For many elements and applications, NAA offers sensitivities that are superior to those attainable by other analytical techniques for chemical composition analysis; a detection limit of 1-2 ppb is feasible. The reason for the high sensitivity of Neutron Activation Analysis is that most sample matrices appear to be transparent; elements as H, C, O, N, P, and Si hardly form any radioactive isotopes. Accordingly, it is not necessary to perform any sample preparation other than size reduction and (in some cases) drying, which makes the technique non-destructive and avoids complicated dissolution steps as is often the case with other techniques for quantitative chemical analysis.

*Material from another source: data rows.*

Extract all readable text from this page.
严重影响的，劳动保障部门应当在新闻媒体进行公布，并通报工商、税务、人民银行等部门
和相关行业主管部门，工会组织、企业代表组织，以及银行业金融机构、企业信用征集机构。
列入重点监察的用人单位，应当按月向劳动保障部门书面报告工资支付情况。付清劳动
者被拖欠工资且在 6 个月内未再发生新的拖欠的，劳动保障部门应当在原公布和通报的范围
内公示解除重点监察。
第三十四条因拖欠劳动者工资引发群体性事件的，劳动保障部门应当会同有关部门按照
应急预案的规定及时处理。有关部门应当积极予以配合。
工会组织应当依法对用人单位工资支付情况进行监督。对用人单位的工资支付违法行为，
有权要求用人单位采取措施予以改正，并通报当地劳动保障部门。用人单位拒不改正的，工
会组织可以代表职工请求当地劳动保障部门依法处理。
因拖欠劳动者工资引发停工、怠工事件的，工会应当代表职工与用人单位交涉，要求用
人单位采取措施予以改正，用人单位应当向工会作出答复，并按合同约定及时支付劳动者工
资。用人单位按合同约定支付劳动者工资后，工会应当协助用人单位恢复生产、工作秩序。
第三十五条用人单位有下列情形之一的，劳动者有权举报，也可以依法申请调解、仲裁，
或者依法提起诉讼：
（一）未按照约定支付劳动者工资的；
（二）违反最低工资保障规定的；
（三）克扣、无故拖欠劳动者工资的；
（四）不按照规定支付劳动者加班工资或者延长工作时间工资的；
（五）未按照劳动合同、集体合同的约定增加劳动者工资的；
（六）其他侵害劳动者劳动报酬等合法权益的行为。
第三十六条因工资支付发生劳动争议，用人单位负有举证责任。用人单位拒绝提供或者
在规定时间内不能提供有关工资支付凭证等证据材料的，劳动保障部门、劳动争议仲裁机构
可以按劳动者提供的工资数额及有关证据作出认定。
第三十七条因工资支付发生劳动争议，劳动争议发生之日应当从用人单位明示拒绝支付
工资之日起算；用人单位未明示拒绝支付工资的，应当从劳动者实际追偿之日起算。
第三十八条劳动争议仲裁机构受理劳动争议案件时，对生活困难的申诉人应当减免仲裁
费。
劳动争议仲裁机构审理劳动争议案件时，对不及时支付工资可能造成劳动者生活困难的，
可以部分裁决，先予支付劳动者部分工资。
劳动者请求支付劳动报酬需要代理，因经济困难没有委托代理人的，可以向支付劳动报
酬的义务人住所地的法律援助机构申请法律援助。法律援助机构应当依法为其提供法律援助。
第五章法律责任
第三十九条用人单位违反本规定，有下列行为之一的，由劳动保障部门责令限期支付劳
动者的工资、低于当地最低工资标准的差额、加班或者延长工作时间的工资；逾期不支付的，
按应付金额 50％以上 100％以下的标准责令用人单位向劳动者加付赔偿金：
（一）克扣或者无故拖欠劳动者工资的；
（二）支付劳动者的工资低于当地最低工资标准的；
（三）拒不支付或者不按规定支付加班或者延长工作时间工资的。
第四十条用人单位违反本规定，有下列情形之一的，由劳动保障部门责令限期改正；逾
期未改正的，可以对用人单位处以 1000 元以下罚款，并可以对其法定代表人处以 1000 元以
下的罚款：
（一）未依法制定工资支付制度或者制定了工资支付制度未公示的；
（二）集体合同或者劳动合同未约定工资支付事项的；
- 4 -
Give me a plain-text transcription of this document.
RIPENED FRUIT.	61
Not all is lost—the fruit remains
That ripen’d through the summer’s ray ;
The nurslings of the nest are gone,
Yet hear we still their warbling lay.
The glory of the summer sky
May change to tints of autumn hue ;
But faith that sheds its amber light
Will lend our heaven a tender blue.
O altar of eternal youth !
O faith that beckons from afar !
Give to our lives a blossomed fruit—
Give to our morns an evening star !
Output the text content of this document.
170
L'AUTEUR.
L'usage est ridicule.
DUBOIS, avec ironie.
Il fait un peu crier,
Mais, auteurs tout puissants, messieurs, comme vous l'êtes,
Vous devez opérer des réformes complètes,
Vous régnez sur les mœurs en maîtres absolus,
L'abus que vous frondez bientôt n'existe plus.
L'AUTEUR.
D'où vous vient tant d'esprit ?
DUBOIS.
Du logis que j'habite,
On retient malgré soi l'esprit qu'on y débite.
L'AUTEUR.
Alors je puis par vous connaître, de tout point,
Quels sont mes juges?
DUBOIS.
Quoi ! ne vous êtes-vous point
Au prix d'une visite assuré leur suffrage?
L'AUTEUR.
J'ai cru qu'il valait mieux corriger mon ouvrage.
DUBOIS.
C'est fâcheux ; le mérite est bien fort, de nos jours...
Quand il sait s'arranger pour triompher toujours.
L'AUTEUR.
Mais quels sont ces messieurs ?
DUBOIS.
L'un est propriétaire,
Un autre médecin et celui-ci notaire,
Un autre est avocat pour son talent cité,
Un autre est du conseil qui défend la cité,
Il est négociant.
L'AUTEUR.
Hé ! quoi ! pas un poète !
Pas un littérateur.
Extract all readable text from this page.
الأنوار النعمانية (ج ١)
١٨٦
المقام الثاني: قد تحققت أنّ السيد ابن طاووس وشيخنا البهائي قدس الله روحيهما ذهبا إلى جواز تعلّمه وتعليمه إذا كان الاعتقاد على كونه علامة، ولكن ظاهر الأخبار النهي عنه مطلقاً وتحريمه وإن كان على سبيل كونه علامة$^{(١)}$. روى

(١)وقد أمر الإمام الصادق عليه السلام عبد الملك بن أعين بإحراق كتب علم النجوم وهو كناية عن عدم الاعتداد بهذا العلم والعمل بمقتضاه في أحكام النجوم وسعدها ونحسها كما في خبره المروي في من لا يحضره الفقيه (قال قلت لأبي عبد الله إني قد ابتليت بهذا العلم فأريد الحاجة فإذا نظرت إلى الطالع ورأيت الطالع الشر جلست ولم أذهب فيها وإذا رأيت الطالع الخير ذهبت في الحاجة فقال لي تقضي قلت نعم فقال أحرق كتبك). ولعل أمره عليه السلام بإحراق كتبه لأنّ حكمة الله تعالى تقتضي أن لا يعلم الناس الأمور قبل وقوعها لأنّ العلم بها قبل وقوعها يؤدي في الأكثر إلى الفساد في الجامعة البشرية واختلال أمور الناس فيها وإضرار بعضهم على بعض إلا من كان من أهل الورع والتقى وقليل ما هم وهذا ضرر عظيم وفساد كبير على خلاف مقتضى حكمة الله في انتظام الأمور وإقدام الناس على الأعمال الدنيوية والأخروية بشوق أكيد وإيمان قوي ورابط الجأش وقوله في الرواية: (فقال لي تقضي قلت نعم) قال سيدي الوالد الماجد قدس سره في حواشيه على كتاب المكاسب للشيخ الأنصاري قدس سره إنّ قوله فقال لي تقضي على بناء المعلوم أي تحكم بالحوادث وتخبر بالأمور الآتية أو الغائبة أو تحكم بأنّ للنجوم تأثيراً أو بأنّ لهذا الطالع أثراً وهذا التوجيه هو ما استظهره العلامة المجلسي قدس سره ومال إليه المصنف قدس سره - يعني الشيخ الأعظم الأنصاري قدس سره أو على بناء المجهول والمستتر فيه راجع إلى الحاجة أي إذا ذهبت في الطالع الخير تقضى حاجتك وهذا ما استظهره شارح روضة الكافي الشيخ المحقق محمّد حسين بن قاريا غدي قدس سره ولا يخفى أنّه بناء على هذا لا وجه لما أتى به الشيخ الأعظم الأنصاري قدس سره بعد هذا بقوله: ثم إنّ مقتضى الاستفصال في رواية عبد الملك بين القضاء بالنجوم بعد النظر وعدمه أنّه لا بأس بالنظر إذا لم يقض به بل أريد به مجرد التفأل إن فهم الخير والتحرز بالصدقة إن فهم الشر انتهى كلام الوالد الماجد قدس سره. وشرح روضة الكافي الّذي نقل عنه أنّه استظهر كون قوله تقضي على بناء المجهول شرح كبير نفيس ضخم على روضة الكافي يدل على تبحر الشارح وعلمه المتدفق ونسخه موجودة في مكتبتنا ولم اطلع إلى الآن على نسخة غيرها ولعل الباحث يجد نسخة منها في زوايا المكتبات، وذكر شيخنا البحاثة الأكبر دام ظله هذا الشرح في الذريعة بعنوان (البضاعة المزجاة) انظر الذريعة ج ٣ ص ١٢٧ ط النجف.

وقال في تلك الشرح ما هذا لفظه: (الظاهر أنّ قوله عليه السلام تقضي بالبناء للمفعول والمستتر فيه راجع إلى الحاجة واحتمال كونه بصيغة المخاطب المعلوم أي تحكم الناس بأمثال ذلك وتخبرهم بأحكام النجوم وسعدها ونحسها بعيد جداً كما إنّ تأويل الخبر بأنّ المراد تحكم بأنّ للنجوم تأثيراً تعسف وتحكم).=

Another advantage is that the technique requires only small amounts of sample material - 100 to 200 milligrams is typically sufficient, although also larger specimen can be handled. The method is based on the conversion of stable nuclides into radioactive nuclides (radionuclides) by irradiation with thermal neutrons (neutrons of low energy). These radionuclides stabilize by decline to stable nuclei by transmission of radioactive gamma-radiation. The energy of the gamma-radiation provides element-specific information on the radionuclide, providing a qualitative landscape of the sample. The number of pulses (intensity) at certain energy is proportional to the concentration of the element in the sample and enables a fully quantitative assessment.

Neutron activation measurements will be carried out employing the so-called "Hoger Onderwijs Reactor" under ISO 17025 accreditation.